"It's talk radio. This whole idea that liberal talk radio and conservative talk radio are apples and oranges is bogus," said Michael Harrison, publisher of Talkers magazine. Talk radio, he said, is first and foremost a business, the primary purpose of which is to attract ratings and generate revenue.
So far, he said, Air America's been great at generating revenue-and even better at generating PR. "I would judge their PR campaign as historic," he said. The effort, handled by Dan Klores Communications, resulted in a frenzy of coverage for what is, in essence, a startup company with fewer than 100 employees.
Jackie Rossinsky, exec VP-sales and marketing for Air America, called the effort "brilliant." For its first round of advertising, agency North Woods Advertising, Minneapolis, plastered New York's Grand Central Terminal with posters on the day of the launch, aimed, according to Bill Hillsman, president-chief creative officer, not just at consumers but at media buyers.
Still, PR success has to "transcend into the earnings arena" said Mr. Harrison, and entertainment, not pure politics, is the key.
Judging by Air America's lineup, it seems to grasp that concept, eschewing policy wonks for entertainers. Included in its stable are Al Franken, Janeane Garofalo, talk vet Randi Rhodes, Lizz Winstead, co-creator of Comedy Central's "The Daily Show," and rapper Chuck D.
"That blend is attractive" to marketers, according to Chris Boothe, senior VP-media director at Starcom USA, who nonetheless said that Starcom clients are taking a wait-and-see approach.
And marketers are approaching it.
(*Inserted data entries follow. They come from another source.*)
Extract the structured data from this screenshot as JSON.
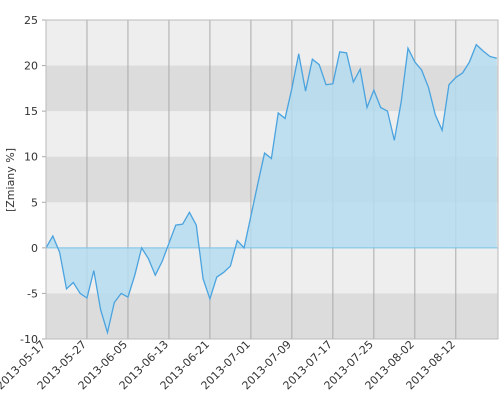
{
  "chart_data": {
    "type": "area",
    "y_label": "[Zmiany %]",
    "categories": [
      "2013-05-17",
      null,
      null,
      null,
      null,
      null,
      "2013-05-27",
      null,
      null,
      null,
      null,
      null,
      "2013-06-05",
      null,
      null,
      null,
      null,
      null,
      "2013-06-13",
      null,
      null,
      null,
      null,
      null,
      "2013-06-21",
      null,
      null,
      null,
      null,
      null,
      "2013-07-01",
      null,
      null,
      null,
      null,
      null,
      "2013-07-09",
      null,
      null,
      null,
      null,
      null,
      "2013-07-17",
      null,
      null,
      null,
      null,
      null,
      "2013-07-25",
      null,
      null,
      null,
      null,
      null,
      "2013-08-02",
      null,
      null,
      null,
      null,
      null,
      "2013-08-12",
      null,
      null,
      null,
      null,
      null,
      null
    ],
    "values": [
      0,
      1.3,
      -0.5,
      -4.5,
      -3.8,
      -5.0,
      -5.5,
      -2.5,
      -6.8,
      -9.3,
      -6.0,
      -5.0,
      -5.4,
      -3.0,
      0,
      -1.2,
      -3.0,
      -1.5,
      0.5,
      2.5,
      2.6,
      3.9,
      2.5,
      -3.4,
      -5.6,
      -3.2,
      -2.7,
      -2.0,
      0.8,
      0,
      3.5,
      7,
      10.4,
      9.8,
      14.8,
      14.2,
      17.5,
      21.3,
      17.2,
      20.7,
      20.1,
      17.9,
      18.0,
      21.5,
      21.4,
      18.2,
      19.6,
      15.4,
      17.3,
      15.4,
      15.0,
      11.8,
      16,
      21.9,
      20.4,
      19.5,
      17.6,
      14.6,
      12.9,
      17.9,
      18.7,
      19.2,
      20.4,
      22.3,
      21.6,
      21.0,
      20.8
    ],
    "color": "#4aa3df",
    "fill": "#b4dcee",
    "ylim": [
      -10,
      25
    ],
    "yticks": [
      -10,
      -5,
      0,
      5,
      10,
      15,
      20,
      25
    ],
    "grid": true
  }
}
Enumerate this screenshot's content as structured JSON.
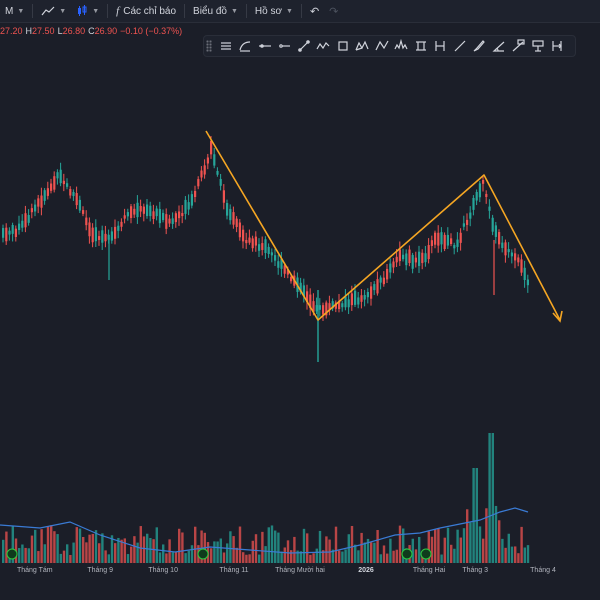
{
  "toolbar": {
    "interval_label": "M",
    "indicators_label": "Các chỉ báo",
    "chart_type_label": "Biểu đồ",
    "profile_label": "Hồ sơ"
  },
  "ohlc": {
    "open_value": "27.20",
    "high_label": "H",
    "high_value": "27.50",
    "low_label": "L",
    "low_value": "26.80",
    "close_label": "C",
    "close_value": "26.90",
    "change": "−0.10 (−0.37%)"
  },
  "drawing_tools": [
    "horizontal-lines",
    "curve",
    "horizontal-line",
    "horizontal-ray",
    "trend-line",
    "polyline",
    "rectangle",
    "xabcd-pattern",
    "abcd-pattern",
    "head-shoulders",
    "fib-retracement",
    "vertical-fib",
    "trend-line-alt",
    "brush",
    "angle",
    "info-line",
    "forecast",
    "date-range"
  ],
  "x_axis": [
    {
      "label": "Tháng Tám",
      "pos": 0.058,
      "strong": false
    },
    {
      "label": "Tháng 9",
      "pos": 0.167,
      "strong": false
    },
    {
      "label": "Tháng 10",
      "pos": 0.272,
      "strong": false
    },
    {
      "label": "Tháng 11",
      "pos": 0.39,
      "strong": false
    },
    {
      "label": "Tháng Mười hai",
      "pos": 0.5,
      "strong": false
    },
    {
      "label": "2026",
      "pos": 0.61,
      "strong": true
    },
    {
      "label": "Tháng Hai",
      "pos": 0.715,
      "strong": false
    },
    {
      "label": "Tháng 3",
      "pos": 0.792,
      "strong": false
    },
    {
      "label": "Tháng 4",
      "pos": 0.905,
      "strong": false
    }
  ],
  "colors": {
    "up": "#26a69a",
    "down": "#ef5350",
    "pattern_line": "#f5a623",
    "volume_ma": "#3a7bd5",
    "background": "#1b1e28"
  }
}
During the first two days of airtime, ads ran for, among others, XM Satellite, the U.S. Navy, Tyson, Caltrate, American Express, Travelocity and McDonald's.
According to Ms. Rossinsky, rates range from $300 to $500 a spot, depending on the market. With a five-station network so far, that puts network buys in the neighborhood of $1,500 per minute in radio prime time. Marketers are getting discounted ad time for the first couple of weeks.
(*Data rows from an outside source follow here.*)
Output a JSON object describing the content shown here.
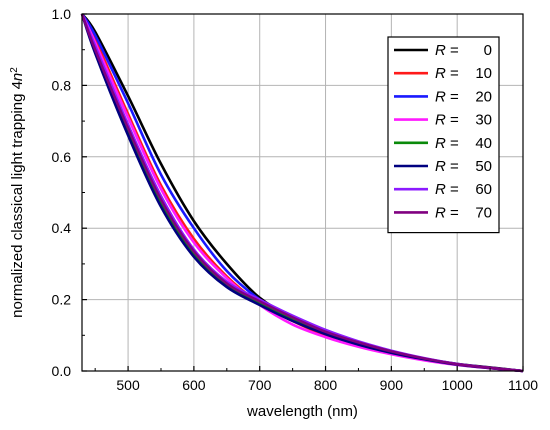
{
  "chart_data": {
    "type": "line",
    "title": "",
    "xlabel": "wavelength (nm)",
    "ylabel_main": "normalized classical light trapping 4",
    "ylabel_var": "n",
    "ylabel_exp": "2",
    "xlim": [
      430,
      1100
    ],
    "ylim": [
      0,
      1
    ],
    "xticks": [
      500,
      600,
      700,
      800,
      900,
      1000,
      1100
    ],
    "xtick_labels": [
      "500",
      "600",
      "700",
      "800",
      "900",
      "1000",
      "1100"
    ],
    "yticks": [
      0,
      0.2,
      0.4,
      0.6,
      0.8,
      1.0
    ],
    "ytick_labels": [
      "0.0",
      "0.2",
      "0.4",
      "0.6",
      "0.8",
      "1.0"
    ],
    "grid": true,
    "legend_position": "top-right",
    "legend_var": "R",
    "legend_eq": " = ",
    "x": [
      430,
      450,
      500,
      550,
      600,
      650,
      700,
      750,
      800,
      850,
      900,
      950,
      1000,
      1050,
      1100
    ],
    "series": [
      {
        "name": "0",
        "color": "#000000",
        "values": [
          1.0,
          0.95,
          0.77,
          0.58,
          0.42,
          0.3,
          0.205,
          0.15,
          0.11,
          0.08,
          0.055,
          0.035,
          0.02,
          0.01,
          0.0
        ]
      },
      {
        "name": "10",
        "color": "#ff1a1a",
        "values": [
          1.0,
          0.93,
          0.72,
          0.52,
          0.37,
          0.265,
          0.19,
          0.14,
          0.1,
          0.073,
          0.05,
          0.032,
          0.018,
          0.008,
          0.0
        ]
      },
      {
        "name": "20",
        "color": "#1a1aff",
        "values": [
          1.0,
          0.94,
          0.75,
          0.55,
          0.4,
          0.28,
          0.2,
          0.145,
          0.105,
          0.075,
          0.052,
          0.033,
          0.019,
          0.009,
          0.0
        ]
      },
      {
        "name": "30",
        "color": "#ff1aff",
        "values": [
          1.0,
          0.92,
          0.71,
          0.51,
          0.36,
          0.26,
          0.185,
          0.13,
          0.095,
          0.068,
          0.047,
          0.03,
          0.017,
          0.008,
          0.0
        ]
      },
      {
        "name": "40",
        "color": "#0a8a0a",
        "values": [
          1.0,
          0.9,
          0.67,
          0.47,
          0.33,
          0.24,
          0.19,
          0.145,
          0.107,
          0.077,
          0.053,
          0.034,
          0.019,
          0.009,
          0.0
        ]
      },
      {
        "name": "50",
        "color": "#000080",
        "values": [
          1.0,
          0.89,
          0.66,
          0.46,
          0.32,
          0.235,
          0.185,
          0.14,
          0.103,
          0.074,
          0.051,
          0.033,
          0.018,
          0.008,
          0.0
        ]
      },
      {
        "name": "60",
        "color": "#8c1aff",
        "values": [
          1.0,
          0.91,
          0.69,
          0.49,
          0.34,
          0.25,
          0.2,
          0.155,
          0.115,
          0.083,
          0.057,
          0.036,
          0.02,
          0.009,
          0.0
        ]
      },
      {
        "name": "70",
        "color": "#800080",
        "values": [
          1.0,
          0.9,
          0.68,
          0.48,
          0.335,
          0.245,
          0.195,
          0.15,
          0.11,
          0.08,
          0.055,
          0.035,
          0.019,
          0.009,
          0.0
        ]
      }
    ]
  }
}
"They're pretty aggressive," said Natalie Swed Stone, director of national radio services, Omnicom Group's OMD, referring to ad rates that are on par with those for shows that reach a much wider audience. "The Rush Limbaugh Show," she pointed out, makes for a more cost-effective national buy since the show airs on more than 600 stations. But Mr. Limbaugh's show reaches 20 million people a week, according to Premiere Radio, the network that carries the show. "They've got a way to go," Ms. Swed Stone said of Air America.
So far, Air America has made leasing arrangements with stations in New York; Los Angeles; Chicago; Portland, Ore.; and Inland Empire, Calif., but Mr. Harrison said that the small number of stations isn't necessarily a huge concern. "One top 10 market is worth a barrelful of smaller markets." A San Francisco affiliate will be announced April 8 and will go on the air April 15. Air America is also being carried by XM Satellite Radio and can be heard on the Web at airamericaradio.com.
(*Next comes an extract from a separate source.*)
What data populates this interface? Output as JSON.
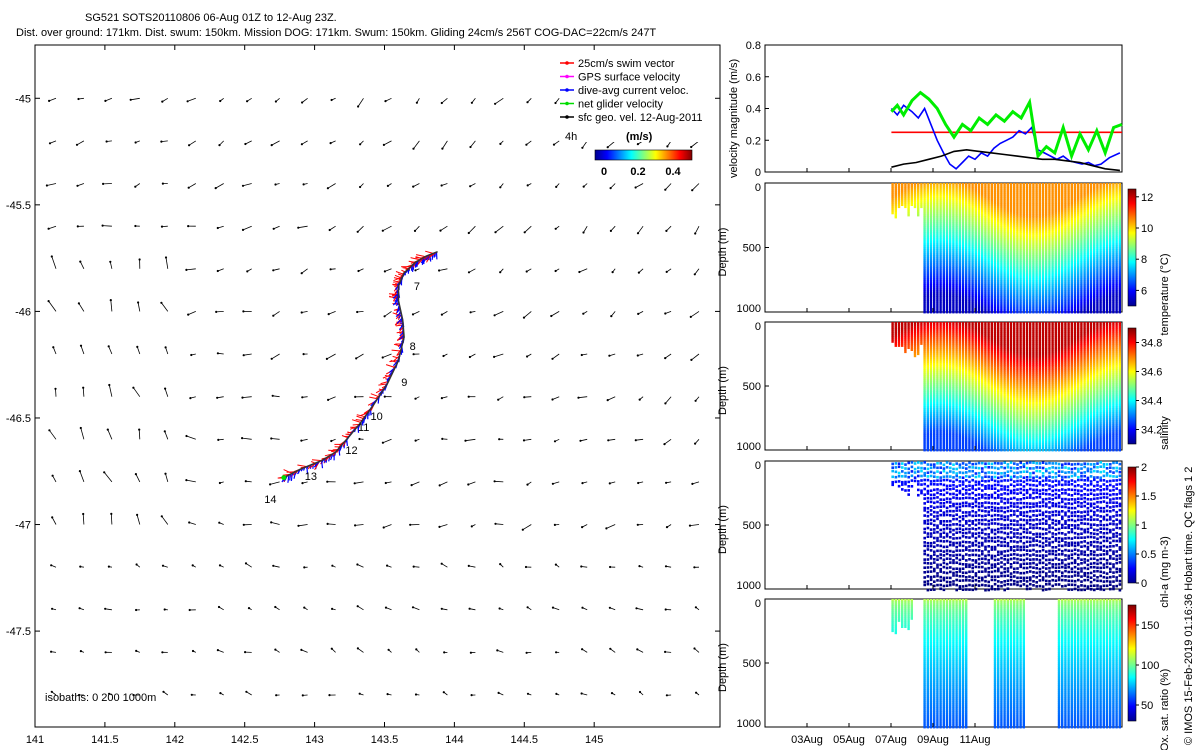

According to Ms. Swed Stone, the Web could be key to success. Her clients, she said, don't necessarily seek out political talk and are waiting to see how audiences react to the unproven network. But, she said, "the thing that can change the traditional model is if people go to the Internet." If Air America can hook up with a young Web-savvy crowd, stay on top of the technical issues, remain entertaining without being too insulting, and sustain its buzz, "it could take on a life of its own."